One interactive exhibit has shown a sharp rise in earth temperature over the past few centuries, allowing visitors to compare the curve with natural causes such as day spots, volcanic eruptions and periodic changes in Earth's orbit.
“None of these explains temperature fluctuations,” Dr. Lacobala said.
But simultaneous rises in temperature and greenhouse gases are “almost accurate correlations,” he said. “At that point you can draw your own conclusions.”
He said he wanted to look up the data himself and learn from people. “Not everyone connects the dots,” Dr. Lacobara said.
At the last station, the kiosk will inform visitors about how to take action to offset climate change. “Hope without action is truly despair,” Dr. Lacobara said. “Before you leave the museum door, you're all set to bring about positive change in the world.”
How will this message be played in an age when President Trump calls climate change a hoax and his administration is dismantling projects and research aimed at moving away from fossil fuels?
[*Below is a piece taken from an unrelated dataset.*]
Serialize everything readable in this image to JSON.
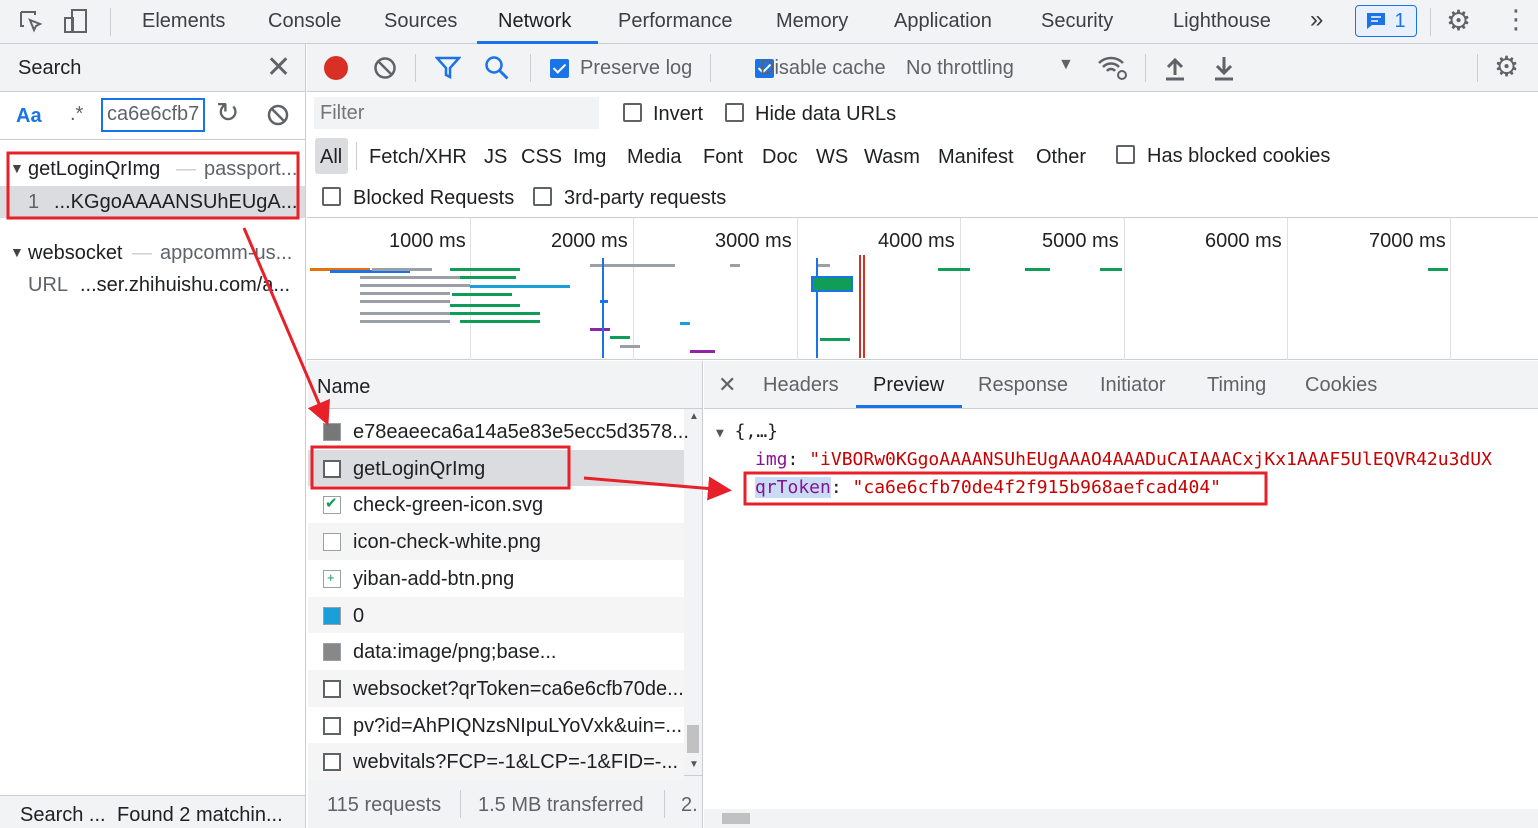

“I think we'll see when the museum opens,” said Kelly Stotzel, managing director who oversees the museum's day-to-day operations. It is expected to attract 200,000 visitors a year.
She said she was interested in hearing the reaction of visitors skeptical that the planet is experiencing rapid changes.
“When they come in and learn science, can you be sure they think of something different?” Stotzel said. “perhaps.”
For Dr. Lacobara, the message is simple. “You can't love things you don't know,” he said. “And we want people to fall in love with this amazing planet we have and make sure they take action to protect it.”
The museum's learning-by-learning spirit allows visitors to become paleontologists for a day. For an additional fee from May to October, visitors can dig into the sand of the quarry and dig fossils that can be taken home.
The museum also includes fun prosperity. Take an elevator between the second floor and you can hear that the name Dino is just like Dean Martin, as is the snippets of popular singers from the 1950s and 1960s. Therefore, “Dino Lounge” music.
At the entrance, “The facility is smoke-free, has no weapons, no asteroids (the past 66 million years) is free.”
Dr. Lacobara is proud of the glass used in exterior windows. Because modern dinosaurs – birds – are flying deadly.
“What I really like is that it relies on evolutionary principles,” Dr. Lacobara said.
The first vertebrate eyes, preceded both mammals and dinosaurs, had four color receptors for red, blue, green and ultraviolet rays.
Birds, dinosaurs that survived mass extinction, still carry UV receptors in the eyes. They fly safely away when they see images of spider nets engraved on the museum's glass.
“You come out and you catch a right angle and you can see it,” Dr. Lacobara said.
However, mammals have lost the ability to see ultraviolet rays. Because when they happened over 200 million years ago, they were little creatures that ran around at night. There is not much UV rays at night. In mammals, genes employed by the olfactory system to locate the receptors of the eye.
As a result, mammals tend to have a good taste and smell, but they cannot see UV rays.
“To our mammals, this looks like clear glass,” Dr. Lacobara said. “And I know this because the driver of the forklift truck that went through one of these panes was a mammal.”
With the museum now open, Dr. Lacobara wants to turn his attention to proof that the mass deaths of the quarry consisted of animals that were actually killed in the planetary cataclysm following the asteroid strike.
However, it was difficult to settle as creatures digging holes in the seabed stirred up the sediments. As a result, markers of extinction – layers containing a substantial amount of iridium, an element enriched by asteroids and comets – are ambiguous.
“It's like looking at something at the shower door,” Dr. Lacobara said.
He said he had all the data he needed, but even working at the museum he hadn't finished his time writing his paper.
“All this has been consumed,” Dr. Lacobara said.